Getting back to Richard’s case for precision, even that is arguable, since tabs can be rendered by a variable number of spaces, depending on the platform, the software or even preferences. In other words, tabs are not consistent. Further, they can cause problems when code is pasted into word-processing software such as MS Word, for example when producing documentation. In this case, tabs are no longer made up of a set number of spaces, but are set at an arbitary, variable distance from the left margin.
In fact it is no longer necessary to hit the space bar four times to get four spaces, since modern development environments (“Integrated Development Environment”, IDE) allow you to set your tabs at a predetermined number of spaces (3 or 4, for example). Winnie seemed to be unaware of this, unless she was just trying to get Richard’s goat, or to test his (narrow) limits.
“Choose tabs, choose spaces, choose whatever layout conventions make sense to you and your team. It doesn’t actually matter which coding styles you pick.
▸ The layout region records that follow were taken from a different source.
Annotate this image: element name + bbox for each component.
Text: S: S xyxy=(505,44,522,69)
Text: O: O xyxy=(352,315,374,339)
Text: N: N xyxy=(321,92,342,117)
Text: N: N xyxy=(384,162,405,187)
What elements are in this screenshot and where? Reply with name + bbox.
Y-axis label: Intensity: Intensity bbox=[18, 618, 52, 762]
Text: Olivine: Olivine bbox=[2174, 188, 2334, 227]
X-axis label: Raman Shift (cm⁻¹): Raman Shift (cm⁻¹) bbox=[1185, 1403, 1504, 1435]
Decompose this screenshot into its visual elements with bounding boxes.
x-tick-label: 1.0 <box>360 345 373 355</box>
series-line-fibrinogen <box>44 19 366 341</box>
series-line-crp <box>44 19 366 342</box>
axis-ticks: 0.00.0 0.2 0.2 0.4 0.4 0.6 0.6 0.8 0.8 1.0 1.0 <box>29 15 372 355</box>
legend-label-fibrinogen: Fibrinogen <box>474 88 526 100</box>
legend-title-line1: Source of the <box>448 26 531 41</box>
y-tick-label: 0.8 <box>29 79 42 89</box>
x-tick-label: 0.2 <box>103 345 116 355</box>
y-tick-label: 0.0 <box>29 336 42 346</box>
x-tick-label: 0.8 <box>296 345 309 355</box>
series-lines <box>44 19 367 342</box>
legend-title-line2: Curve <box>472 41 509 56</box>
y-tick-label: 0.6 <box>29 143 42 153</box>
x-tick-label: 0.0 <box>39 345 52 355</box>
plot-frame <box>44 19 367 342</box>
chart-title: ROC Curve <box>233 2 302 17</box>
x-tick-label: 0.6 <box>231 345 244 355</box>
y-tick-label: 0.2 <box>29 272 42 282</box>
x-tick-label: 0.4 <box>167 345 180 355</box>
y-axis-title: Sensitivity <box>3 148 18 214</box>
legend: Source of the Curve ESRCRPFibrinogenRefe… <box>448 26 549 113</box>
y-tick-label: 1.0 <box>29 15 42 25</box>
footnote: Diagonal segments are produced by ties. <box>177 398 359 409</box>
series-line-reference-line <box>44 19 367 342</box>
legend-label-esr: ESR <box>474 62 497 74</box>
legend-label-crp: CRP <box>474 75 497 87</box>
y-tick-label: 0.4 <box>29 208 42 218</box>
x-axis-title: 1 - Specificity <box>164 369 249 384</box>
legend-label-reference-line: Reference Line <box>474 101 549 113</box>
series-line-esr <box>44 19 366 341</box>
What does matter is that you, and everyone else on your team, sticks with those conventions and uses them consistently. That said, only a moron would use tabs to format their code.”
— Jeff Atwood.
Who can argue with that… but isn’t it obvious that tabs are an aberration? That they are a source of solitary titillation of octet counters like Richard or of screwballs who insist that ASCII code 9 has semantic value? It is interesting to note that tabocrats such as Richard are often control freaks:
“Tabs are 8 characters. They are NOT adjustable. Never have been, never will be. Anybody who thinks tabs are anything but 8 chars apart is just wrong. It’s that simple.”
— Linus Torvalds, 19 Jan 2001.
Whatever your proclivity, if your latest conquest codes, do make discreet enquiries about their formatting orientation sometime between your first and second dates; you don’t want to find out when a baby is on the way.